Along with the Hip Hop Abs program came a free magazine subscription and one of the issues contained an article on doing your first 5K run.
“That’s where the idea to run actually came from,” she said.
So, as good friends do, she shared the article with co-worker Liliana Medrano, who was also not a runner, and persuaded her to begin training side-by-side in December 2010 for a 5K run on March 19, 2011. That 5K was the precursor to the Los Angeles Marathon the following day.
“We kept each other on track,” said Saucier. “Having a partner you can count on and someone who is counting on you definitely helps you to stay on track. For the 5K we started off with a walk/run three days a week and then it just increased and it challenged us. After a while we just ran a straight amount of time with no walking and we were amazed when it got to 25 minutes.
“Then when we did the 5K for the marathon warmup last year, I got excited because you get in the atmosphere of all the runners and it’s just an exuberating, exciting time,” she continued. “I got the bug and I thought to myself, ‘I can possibly do the marathon next year.’”
By her own admission, though, the excitement waned as did her training.
“Liliana trained with me for the 5K and we did it together and we were so excited and talked about possibly doing the marathon together,” she said, “but we failed to continue our training.”
Months went by and Saucier had a lot on her plate what with working her full-time job on campus, raising a family and traveling on weekends to care for her ailing mother. Still, running was on her mind.
Then one day in July 2011 while driving on campus, she got the jump start she needed. She came up behind a vehicle that had a license plate frame that read “26.2, Been There, Ran That.” The license plate itself contained the owner’s first name and first initial of her last—ALYSA M—which stood for Alysa Majer, who happened to be a senior academic resource analyst in Academic Affairs. They were virtually neighbors on Brotman Hall’s third floor; Majer having joined the campus just a couple of months prior.
“I looked her name up in the campus directory and e-mailed her right away,” said Saucier. “I titled my initial e-mail the same as her frame, ‘26.2, Been There, Ran That,’ but I didn’t know what to expect. I told her I was interested in possibly running a marathon and from there we set up a lunch. I had no idea she was an avid runner. I wanted to get a partner again and continue running and I wasn’t necessarily looking for her to help me train.”
“I loved her enthusiasm,” said Majer, who began running in 2006, taking it up for fun and exercise and as a way to spend time with family members. “I loved that she wanted to do it; she sought me out and I was also looking for someone to run with closer to campus.

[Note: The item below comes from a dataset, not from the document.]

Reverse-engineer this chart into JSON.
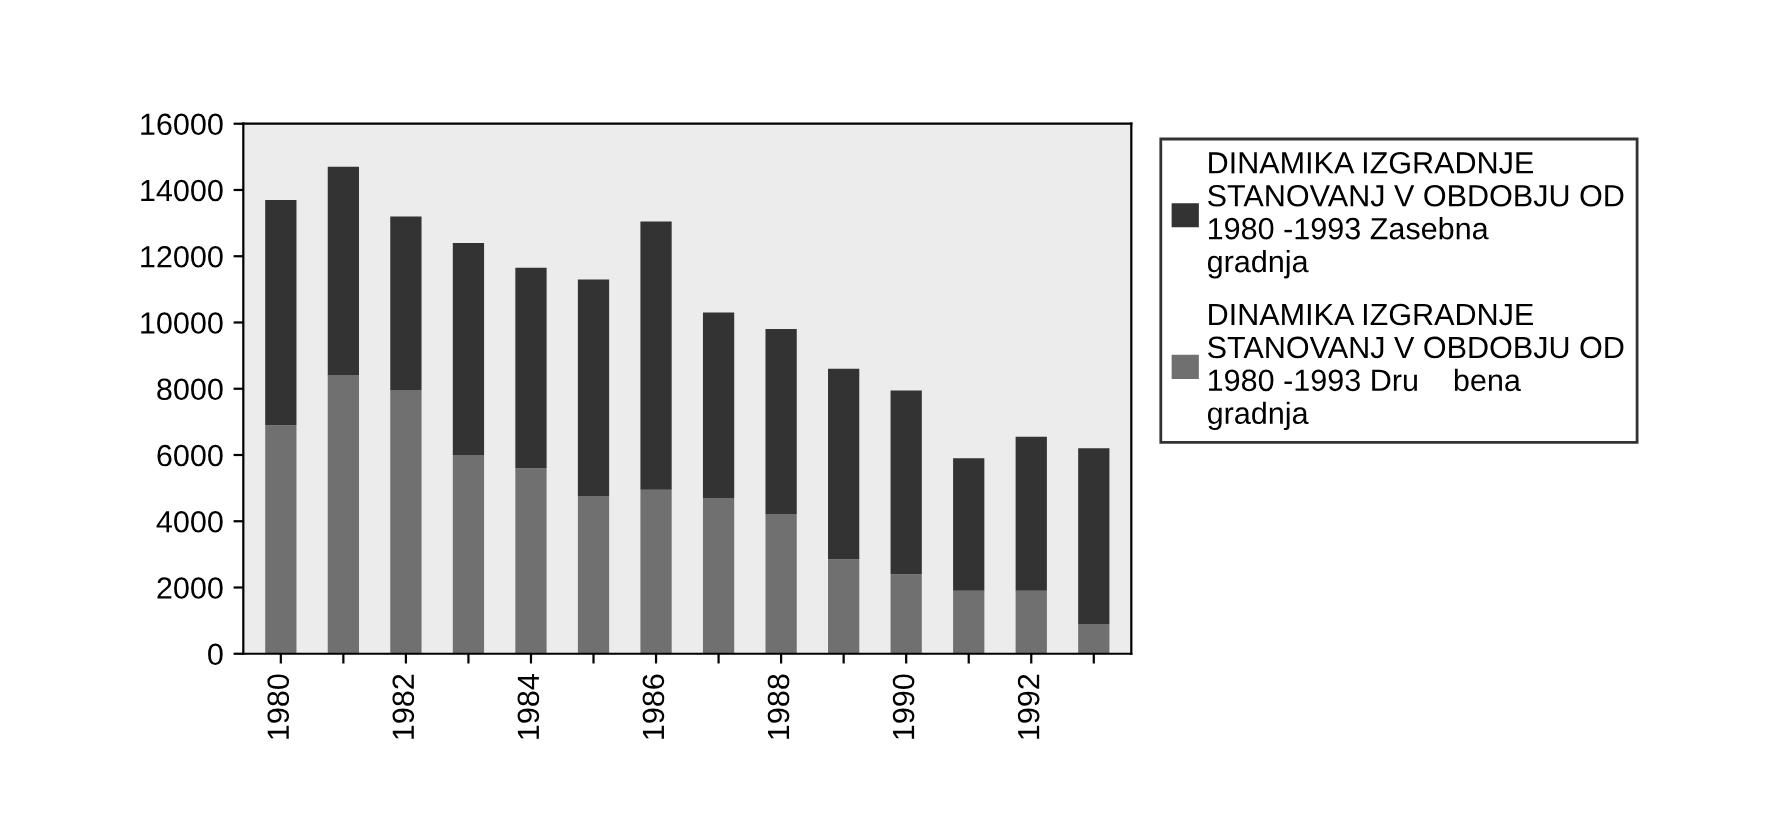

I didn’t see her as not a runner, it was just that she had not been doing it for very long.”
Soon thereafter they began running together after work, doing a four-mile loop on campus, and at some point the topic of running the Los Angeles Marathon the following March came up.
“At that time Alysa said I only had six months of training time left to be prepared for a marathon,” said Saucier, “so I had to get really serious about it and stay on it and be consistent.”
Majer, who had already completed three marathons, hadn’t planned on running the 2012 marathon. When Saucier told her she was going to do it, however, she said she would join her.
“I’m excited to help anyone who wants to run,” said Majer. “I’ve helped people train for 5K runs before. That’s the part I enjoy and then they help me commit. I was going to do the marathon next year (2013), but because she wanted to do it this year, I said I would do it with her.”
A key motivation for Saucier was her mother, who had a heart attack in June 2011 and who had also been diagnosed years ago with diabetes. She passed away in September 2011. It was another connection between the two women, Majer revealing her father died of a heart attack four years earlier.
“I saw myself possibly heading in that direction and figured if I am not doing a whole lot right now, when I get older I would probably do even less,” said Saucier, who plans on running the 2013 marathon, “so that certainly was another motivation. I have much more energy now. I don’t feel anything like I did before.”